Purpose: To compare dual-energy X-ray absorptiometry (DXA)-derived hip skeletal phenotypes in relation to hip fracture risk using prespecified confounder adjustment and to assess whether phenotypes ranked by their backdoor-adjusted average treatment effects (ATEs) improve risk stratification. Methods: We analyzed 21,098 UK Biobank participants with linked health records, hip DXA-derived skeletal measures, and prespecified covariates. Sixteen phenotypes spanning bone mineral content (BMC), bone mineral density (BMD), and T-score across hip-related regions were evaluated. Confounder selection was guided by a prespecified directed acyclic graph (DAG). Backdoor-adjusted ATEs were estimated on the absolute risk-difference scale per standard deviation (SD) increase. Effect heterogeneity was evaluated for total femur BMD, and downstream prediction was assessed using clinical variables combined with phenotypes ranked by ATE magnitude. Results: Among 21,098 participants, 115 had hip fractures. All 16 phenotypes showed negative backdoor-adjusted ATEs per SD increase. The largest ATEs were observed for total femur BMC and total femur BMD, each with a risk difference of -0.0047, corresponding to approximately 4.7 fewer hip fractures per 1,000 participants per SD higher phenotype value.

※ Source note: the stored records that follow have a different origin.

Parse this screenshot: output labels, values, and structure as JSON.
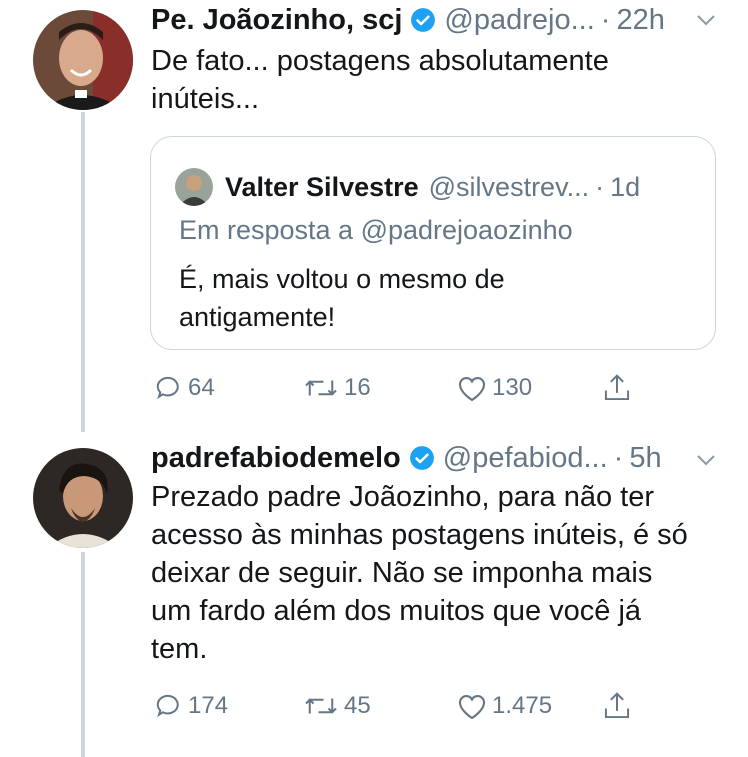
{
  "tweets": [
    {
      "name": "Pe. Joãozinho, scj",
      "handle": "@padrejo...",
      "separator": "·",
      "time": "22h",
      "text_lines": [
        "De fato... postagens absolutamente",
        "inúteis..."
      ],
      "quoted": {
        "name": "Valter Silvestre",
        "handle": "@silvestrev...",
        "separator": "·",
        "time": "1d",
        "reply_to": "Em resposta a @padrejoaozinho",
        "text_lines": [
          "É, mais voltou o mesmo de",
          "antigamente!"
        ]
      },
      "actions": {
        "replies": "64",
        "retweets": "16",
        "likes": "130"
      }
    },
    {
      "name": "padrefabiodemelo",
      "handle": "@pefabiod...",
      "separator": "·",
      "time": "5h",
      "text_lines": [
        "Prezado padre Joãozinho, para não ter",
        "acesso às minhas postagens inúteis, é só",
        "deixar de seguir. Não se imponha mais",
        "um fardo além dos muitos que você já",
        "tem."
      ],
      "actions": {
        "replies": "174",
        "retweets": "45",
        "likes": "1.475"
      }
    }
  ],
  "colors": {
    "verified": "#1da1f2",
    "muted": "#657786",
    "border": "#ccd6dd"
  },
  "icons": [
    "reply-icon",
    "retweet-icon",
    "like-icon",
    "share-icon",
    "verified-icon",
    "chevron-down-icon"
  ]
}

Conditional effects of total femur BMD were stronger among older participants and those with lower BMI. In prediction, clinical variables plus the top 11 ATE-ranked phenotypes achieved higher AUC than FRAX with femoral neck BMD (0.842 vs. 0.709), with higher sensitivity (0.748 vs. 0.443) and similar specificity (0.793 vs. 0.777). Conclusion: DXA-derived hip skeletal phenotypes differed in their backdoor-adjusted ATEs. Phenotype-level causal evaluation may help identify informative DXA measures for risk stratification.